Happy and motivated workforces are critical to business success, with a more happy and enthusiastic workforce translating into an increasing number of staff who are loyal and productive.
As such, the way that leaders manage their employees will have a great bearing on the direction of the company and future profits - something that is particularly important for small and medium-sized enterprises (SMEs), who will often have a lower number of staff compared to the bigger firms.
A workforce will be the driving force behind a business, and it is the team that will help the company to expand into new and bigger markets.
Therefore investing more time and effort into boosting the morale of your employees will pay dividends in the long-run.
A recent report published jointly by Warwick Business School, University of Western Australia, the Commonwealth Scientific and the Industrial Research Organization found that job satisfaction is the key to a proactive workforce.
According to the study, if job satisfaction is low then employees quickly lose the will to go the extra mile.
As part of the analysis, researchers tracked 75 workers for two years, measuring their job satisfaction levels and how proactive they were; their results revealed that those with high levels of job satisfaction remained proactive two years later, but those with low levels tailed off in terms of proactivity.
Interestingly, there was a small group of people who had high job satisfaction but did not promote change in their organisation over the duration of the two years.
Commenting on the findings, Dr Karoline Strauss, who is part of the Organisation & Human Resources Management Group at Warwick Business School, said: "Proactivity is important for innovation and implementing organisational change. So it is important to sustain a proactive workforce and we have found that job satisfaction is important, not just as an instigator of proactivity, but as a force for maintaining momentum.
"There has been research showing that job satisfaction leads to a more compliant workforce, and we did find that highly satisfied employees who had not tried to promote change at work were unlikely to do so in the future. But we also found that those with high levels of job satisfaction who were proactive maintained that over two years."

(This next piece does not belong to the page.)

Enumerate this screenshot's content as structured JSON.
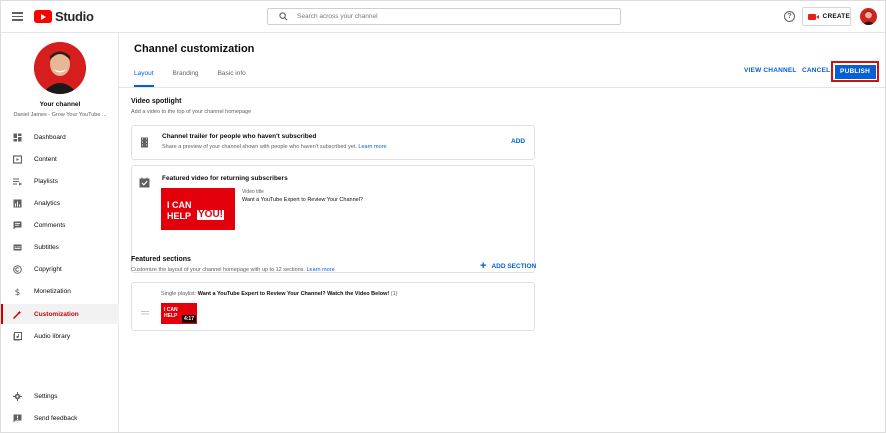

However, for best results, it is important that SMEs invest in strategies that will benefit their workforce for the duration of their employment, as the study found that effective change in an organisation requires proactivity among the workforce to be maintained over a long period.
Ms Strauss added that although workers with low levels of satisfaction will be more proactive initially in order to make changes, this cannot be sustained over the long-term.
She stated: "Our findings suggest that these workers will either succeed in changing their environment at work and so no longer see the need to seek change, or fail, become frustrated and not persevere with their proactive behaviour.”
Another important thing that SMEs can do to motivate their workforce is ensure that any changes they make to their organisation are clearly communicated to employees, as adaptability is critical to business success and staff members who find themselves unable to adapt are less likely to be productive.
"This research found a significant positive link between a worker’s adaptivity and proactivity. Those who fail to adapt to change seem to be less likely to initiate change in the future as they may see change as threatening and may lose confidence in their own ability to be proactive," Dr Strauss said.
"Irrespective of their past proactivity, we found that employees’ proactivity may decrease if they fail to adapt to change and that may impact on a company’s performance and profitability."
The findings coincide with another recent report published by Buck Consultants at Xerox, which showed that a rising number of employers are recognising the value of investing more resources into building staff members.
Its figures show that 43 per cent of business leaders that were polled say they created a brand identity for their employee wellness programmes, 52 per cent offer health insurance premium reductions, and 65 per cent believe wellness programmes are extremely or very important to attract and retain workers.